Санитарка всегда спрашивала с такой интонацией, словно заранее знала, что все от всего откажутся, и когда Абрикосова, наконец, спросила, что на обед, окрысилась, словно у неё из горла рвали кусок.
— Что я, перечислять вам буду?
Но Абрикосову не так-то просто напугать, она, бывшая узница Освенцима, не таких видала.
— А что, перечислить, язык отвалится? Слушаю вас!
— Ну, суп с вермишелью, пшёнка с котлетой, чай.

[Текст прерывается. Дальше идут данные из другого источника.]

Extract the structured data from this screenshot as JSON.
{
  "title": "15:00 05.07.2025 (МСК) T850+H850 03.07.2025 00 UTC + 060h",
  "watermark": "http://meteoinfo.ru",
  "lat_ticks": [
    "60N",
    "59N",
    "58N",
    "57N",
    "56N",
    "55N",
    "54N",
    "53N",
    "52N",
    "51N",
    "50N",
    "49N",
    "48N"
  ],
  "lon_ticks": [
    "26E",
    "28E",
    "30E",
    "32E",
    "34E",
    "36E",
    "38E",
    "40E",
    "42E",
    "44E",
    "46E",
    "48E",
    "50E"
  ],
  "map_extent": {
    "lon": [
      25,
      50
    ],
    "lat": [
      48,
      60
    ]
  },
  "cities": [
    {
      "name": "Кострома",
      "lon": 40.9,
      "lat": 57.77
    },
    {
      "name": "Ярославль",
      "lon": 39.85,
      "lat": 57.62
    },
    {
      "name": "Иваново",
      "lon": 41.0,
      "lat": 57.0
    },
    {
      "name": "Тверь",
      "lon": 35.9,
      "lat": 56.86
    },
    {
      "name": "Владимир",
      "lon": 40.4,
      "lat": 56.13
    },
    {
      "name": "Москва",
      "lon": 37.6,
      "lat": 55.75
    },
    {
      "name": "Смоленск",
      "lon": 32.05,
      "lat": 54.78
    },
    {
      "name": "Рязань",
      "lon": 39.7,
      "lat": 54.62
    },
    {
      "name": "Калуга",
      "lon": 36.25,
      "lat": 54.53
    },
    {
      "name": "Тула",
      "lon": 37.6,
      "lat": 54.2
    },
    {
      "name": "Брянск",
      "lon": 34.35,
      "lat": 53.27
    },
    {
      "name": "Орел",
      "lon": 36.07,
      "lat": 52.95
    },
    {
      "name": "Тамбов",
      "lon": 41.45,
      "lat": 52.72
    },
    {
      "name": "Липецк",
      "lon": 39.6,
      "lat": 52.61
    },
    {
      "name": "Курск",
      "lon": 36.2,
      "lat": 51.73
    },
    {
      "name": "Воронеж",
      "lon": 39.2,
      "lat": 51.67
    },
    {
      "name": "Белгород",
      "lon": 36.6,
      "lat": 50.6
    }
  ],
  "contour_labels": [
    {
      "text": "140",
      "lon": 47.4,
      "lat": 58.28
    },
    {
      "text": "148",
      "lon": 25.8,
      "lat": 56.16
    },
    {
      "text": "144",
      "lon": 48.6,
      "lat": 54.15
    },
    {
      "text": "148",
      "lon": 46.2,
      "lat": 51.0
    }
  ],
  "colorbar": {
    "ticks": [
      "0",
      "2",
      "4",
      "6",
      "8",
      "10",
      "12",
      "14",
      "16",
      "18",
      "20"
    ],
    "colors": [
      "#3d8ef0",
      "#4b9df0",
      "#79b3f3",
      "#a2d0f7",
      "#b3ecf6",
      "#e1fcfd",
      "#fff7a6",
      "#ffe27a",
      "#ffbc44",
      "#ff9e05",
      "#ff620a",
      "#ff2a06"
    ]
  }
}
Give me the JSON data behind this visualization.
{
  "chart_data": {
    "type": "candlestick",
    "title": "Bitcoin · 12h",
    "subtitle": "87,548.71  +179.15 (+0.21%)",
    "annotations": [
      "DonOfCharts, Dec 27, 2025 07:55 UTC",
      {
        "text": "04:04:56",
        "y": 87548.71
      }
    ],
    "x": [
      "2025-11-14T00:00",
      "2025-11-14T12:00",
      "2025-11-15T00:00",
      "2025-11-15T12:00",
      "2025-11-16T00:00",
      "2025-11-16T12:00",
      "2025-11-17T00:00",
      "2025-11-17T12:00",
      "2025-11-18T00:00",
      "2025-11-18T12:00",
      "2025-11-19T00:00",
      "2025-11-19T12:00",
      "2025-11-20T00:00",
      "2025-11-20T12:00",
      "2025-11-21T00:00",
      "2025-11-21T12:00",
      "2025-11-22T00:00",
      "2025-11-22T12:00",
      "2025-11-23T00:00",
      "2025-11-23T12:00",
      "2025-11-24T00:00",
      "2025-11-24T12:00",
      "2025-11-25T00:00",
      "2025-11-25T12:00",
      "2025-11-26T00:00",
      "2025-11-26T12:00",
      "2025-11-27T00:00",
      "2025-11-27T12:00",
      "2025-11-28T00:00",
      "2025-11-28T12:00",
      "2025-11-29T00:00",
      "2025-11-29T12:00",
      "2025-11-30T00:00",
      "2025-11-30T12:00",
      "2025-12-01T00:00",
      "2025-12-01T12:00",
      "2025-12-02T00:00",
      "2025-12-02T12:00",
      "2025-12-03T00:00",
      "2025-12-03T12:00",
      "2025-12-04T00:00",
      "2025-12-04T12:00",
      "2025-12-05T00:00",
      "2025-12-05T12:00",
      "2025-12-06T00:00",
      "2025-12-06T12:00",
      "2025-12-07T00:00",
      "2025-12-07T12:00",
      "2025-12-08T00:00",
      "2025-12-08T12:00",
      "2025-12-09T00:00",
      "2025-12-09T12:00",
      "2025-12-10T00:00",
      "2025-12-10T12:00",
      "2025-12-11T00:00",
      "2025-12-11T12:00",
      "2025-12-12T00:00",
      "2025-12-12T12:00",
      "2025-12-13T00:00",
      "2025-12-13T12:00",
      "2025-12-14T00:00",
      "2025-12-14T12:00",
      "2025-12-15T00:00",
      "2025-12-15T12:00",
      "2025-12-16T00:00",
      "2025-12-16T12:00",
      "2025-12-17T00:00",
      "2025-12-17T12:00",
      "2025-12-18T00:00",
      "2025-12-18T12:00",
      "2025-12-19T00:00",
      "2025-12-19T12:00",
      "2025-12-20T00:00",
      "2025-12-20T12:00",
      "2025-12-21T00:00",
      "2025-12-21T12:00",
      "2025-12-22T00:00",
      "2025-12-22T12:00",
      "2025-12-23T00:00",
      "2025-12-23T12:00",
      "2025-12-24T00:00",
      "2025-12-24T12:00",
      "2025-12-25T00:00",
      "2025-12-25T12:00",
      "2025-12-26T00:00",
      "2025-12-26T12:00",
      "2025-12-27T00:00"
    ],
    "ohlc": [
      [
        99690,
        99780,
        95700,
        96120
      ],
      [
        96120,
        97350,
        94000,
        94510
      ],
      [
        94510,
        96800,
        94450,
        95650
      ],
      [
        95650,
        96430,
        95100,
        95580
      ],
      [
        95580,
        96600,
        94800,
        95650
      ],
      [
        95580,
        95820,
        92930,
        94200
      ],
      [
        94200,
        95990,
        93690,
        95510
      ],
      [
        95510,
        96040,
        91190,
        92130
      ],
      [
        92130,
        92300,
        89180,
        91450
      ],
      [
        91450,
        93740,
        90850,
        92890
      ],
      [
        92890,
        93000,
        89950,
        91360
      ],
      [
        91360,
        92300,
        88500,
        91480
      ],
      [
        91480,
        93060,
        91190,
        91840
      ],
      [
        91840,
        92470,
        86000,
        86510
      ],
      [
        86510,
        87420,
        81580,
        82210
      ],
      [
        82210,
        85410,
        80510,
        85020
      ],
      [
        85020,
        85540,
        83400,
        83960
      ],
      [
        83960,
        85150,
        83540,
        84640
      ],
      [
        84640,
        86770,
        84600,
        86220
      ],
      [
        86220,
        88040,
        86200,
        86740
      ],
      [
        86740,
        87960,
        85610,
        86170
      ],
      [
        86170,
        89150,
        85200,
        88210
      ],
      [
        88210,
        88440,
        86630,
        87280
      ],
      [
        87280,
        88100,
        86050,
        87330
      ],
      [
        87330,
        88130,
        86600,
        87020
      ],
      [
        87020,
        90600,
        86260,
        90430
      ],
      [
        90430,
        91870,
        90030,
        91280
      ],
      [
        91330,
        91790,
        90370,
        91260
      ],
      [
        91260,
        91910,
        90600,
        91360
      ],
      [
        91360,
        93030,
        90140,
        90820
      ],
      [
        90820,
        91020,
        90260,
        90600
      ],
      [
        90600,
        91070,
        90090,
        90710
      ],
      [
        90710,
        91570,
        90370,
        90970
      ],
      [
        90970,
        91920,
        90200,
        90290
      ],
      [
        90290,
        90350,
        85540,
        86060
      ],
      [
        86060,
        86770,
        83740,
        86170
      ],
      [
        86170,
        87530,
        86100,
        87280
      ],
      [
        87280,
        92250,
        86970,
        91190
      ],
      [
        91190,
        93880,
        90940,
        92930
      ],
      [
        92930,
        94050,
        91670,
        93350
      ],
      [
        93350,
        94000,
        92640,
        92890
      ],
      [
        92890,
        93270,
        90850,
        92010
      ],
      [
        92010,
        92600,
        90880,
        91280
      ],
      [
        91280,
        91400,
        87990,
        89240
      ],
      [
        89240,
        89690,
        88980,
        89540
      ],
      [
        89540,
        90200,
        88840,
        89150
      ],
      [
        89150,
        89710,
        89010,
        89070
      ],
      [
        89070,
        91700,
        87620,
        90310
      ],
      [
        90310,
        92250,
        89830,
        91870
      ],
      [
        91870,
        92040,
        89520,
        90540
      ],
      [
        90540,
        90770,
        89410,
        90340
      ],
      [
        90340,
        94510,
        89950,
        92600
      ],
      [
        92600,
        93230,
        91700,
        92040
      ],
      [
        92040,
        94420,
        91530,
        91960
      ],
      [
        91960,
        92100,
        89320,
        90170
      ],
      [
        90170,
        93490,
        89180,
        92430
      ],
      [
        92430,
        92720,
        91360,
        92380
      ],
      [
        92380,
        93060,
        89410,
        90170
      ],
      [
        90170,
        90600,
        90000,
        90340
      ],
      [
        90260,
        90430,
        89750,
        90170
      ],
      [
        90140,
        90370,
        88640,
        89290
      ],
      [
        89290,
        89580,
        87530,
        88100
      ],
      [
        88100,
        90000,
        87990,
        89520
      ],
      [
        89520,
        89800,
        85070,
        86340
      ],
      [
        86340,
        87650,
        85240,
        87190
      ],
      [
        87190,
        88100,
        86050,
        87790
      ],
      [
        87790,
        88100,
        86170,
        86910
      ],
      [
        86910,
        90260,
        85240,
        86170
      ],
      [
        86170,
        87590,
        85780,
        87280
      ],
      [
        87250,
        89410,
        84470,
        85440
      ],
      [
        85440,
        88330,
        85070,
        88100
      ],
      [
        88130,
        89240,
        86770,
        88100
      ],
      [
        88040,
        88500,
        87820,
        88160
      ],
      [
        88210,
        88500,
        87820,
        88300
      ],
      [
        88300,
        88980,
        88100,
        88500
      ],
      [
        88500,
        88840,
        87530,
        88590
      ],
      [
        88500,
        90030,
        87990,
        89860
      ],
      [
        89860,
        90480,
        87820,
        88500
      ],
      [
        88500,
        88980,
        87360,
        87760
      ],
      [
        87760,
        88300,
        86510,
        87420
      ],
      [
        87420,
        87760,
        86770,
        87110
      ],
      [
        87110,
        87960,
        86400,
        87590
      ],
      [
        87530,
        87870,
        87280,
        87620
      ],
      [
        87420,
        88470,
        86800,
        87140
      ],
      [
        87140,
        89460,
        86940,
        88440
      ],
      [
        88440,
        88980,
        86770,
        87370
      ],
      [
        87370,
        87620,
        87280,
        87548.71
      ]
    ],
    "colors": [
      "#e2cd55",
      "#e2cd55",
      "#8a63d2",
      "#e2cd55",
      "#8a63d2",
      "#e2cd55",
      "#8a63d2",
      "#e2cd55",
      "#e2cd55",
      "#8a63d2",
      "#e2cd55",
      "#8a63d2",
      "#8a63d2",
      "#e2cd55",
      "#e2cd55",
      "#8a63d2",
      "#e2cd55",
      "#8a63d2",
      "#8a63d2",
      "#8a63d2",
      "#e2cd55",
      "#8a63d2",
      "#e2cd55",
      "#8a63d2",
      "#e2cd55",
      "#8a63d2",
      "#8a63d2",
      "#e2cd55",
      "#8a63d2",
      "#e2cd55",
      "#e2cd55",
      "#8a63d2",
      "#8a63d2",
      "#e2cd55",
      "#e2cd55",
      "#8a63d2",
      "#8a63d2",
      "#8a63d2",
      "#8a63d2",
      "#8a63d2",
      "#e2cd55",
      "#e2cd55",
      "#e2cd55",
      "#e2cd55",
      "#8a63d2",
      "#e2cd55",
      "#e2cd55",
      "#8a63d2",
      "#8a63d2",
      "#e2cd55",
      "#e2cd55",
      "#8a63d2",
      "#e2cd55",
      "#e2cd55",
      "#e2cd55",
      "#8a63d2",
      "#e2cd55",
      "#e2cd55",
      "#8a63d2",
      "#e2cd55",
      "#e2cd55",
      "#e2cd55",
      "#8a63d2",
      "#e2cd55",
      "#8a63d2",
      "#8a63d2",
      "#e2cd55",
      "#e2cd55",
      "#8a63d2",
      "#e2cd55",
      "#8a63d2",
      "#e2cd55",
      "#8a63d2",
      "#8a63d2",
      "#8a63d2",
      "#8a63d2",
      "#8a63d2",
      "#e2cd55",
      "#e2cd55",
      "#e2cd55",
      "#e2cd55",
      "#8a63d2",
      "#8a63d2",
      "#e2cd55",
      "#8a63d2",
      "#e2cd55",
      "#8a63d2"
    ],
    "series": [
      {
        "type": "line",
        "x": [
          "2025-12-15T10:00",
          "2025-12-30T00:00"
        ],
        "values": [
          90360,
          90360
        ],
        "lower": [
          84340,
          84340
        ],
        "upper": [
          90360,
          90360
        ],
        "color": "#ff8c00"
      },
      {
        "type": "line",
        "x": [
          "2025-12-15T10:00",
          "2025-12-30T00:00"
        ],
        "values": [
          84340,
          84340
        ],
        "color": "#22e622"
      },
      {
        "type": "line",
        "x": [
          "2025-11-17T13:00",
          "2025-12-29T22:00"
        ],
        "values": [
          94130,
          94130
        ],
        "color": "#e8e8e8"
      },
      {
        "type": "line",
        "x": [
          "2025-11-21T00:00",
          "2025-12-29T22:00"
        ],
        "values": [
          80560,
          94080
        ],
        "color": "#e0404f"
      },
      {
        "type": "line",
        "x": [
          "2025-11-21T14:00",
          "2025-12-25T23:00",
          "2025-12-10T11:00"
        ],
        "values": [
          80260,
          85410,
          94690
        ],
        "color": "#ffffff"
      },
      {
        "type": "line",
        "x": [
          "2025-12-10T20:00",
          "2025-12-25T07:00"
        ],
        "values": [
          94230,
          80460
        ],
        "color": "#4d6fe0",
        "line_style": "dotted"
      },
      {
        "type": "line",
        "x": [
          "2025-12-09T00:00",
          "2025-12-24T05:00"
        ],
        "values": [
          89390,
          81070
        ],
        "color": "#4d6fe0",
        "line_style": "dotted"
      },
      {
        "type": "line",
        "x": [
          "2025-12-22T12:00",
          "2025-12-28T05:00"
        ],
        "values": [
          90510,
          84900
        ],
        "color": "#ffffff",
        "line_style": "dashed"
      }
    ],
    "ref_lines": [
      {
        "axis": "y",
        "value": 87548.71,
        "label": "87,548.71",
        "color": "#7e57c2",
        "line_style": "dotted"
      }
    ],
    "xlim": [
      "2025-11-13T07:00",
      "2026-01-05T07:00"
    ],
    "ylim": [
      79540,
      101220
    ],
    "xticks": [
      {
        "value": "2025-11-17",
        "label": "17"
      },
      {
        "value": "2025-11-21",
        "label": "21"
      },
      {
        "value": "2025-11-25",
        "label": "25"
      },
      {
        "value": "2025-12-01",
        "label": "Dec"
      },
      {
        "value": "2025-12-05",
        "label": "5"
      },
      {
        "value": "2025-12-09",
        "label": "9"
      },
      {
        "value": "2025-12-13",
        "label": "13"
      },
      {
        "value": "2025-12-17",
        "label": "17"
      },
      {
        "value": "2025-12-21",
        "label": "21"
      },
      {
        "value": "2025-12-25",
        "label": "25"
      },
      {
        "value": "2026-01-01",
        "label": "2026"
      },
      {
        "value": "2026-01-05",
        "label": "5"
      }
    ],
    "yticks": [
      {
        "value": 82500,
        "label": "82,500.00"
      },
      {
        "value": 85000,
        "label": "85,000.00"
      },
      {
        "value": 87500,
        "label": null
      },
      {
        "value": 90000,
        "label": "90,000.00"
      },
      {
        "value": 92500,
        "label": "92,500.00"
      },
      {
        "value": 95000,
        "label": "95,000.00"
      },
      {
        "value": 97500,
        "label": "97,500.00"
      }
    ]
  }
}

Абрикосова улыбнулась ехидно и задорно.
— Несите всё! 
Четвёртые сутки, укомплектованная в два дня палата, питалась каплями домашнего бульона, тёртой свёклой и кефиром. Теперь разрешено и кое-что другое. Но почему предлагают неразрешённое, понять было трудно. Каждой больной объявили номер её стола, а готовили всем одинаковое, не хочешь, не ешь. Посуды в больничной столовой не было, так что сначала наливали суп в домашние миски, потом туда сваливали второе. Анна Петровна попробовала жидкость, в которой плавала картошка, и неожиданно вкусным оказался раздавленный языком о нёбо тёплый картофельный комочек. «Вкус жизни, – подумалось ей, – скорее всего, один из последних…» Она всё понимала: не могла серьёзная, плодотворная операция длиться всего час. «Разрезали и зашили», – осознала она, разузнав, сложив из деталей картину произошедшего, от вызова «скорой» до возвращения сознания в реанимации. Конечно, в груди ныло, липкий страх порой переполнял душу, но она скрывала и свои знания и тоску, терпела, как могла, готовилась умом и смирением воли к неизбежному.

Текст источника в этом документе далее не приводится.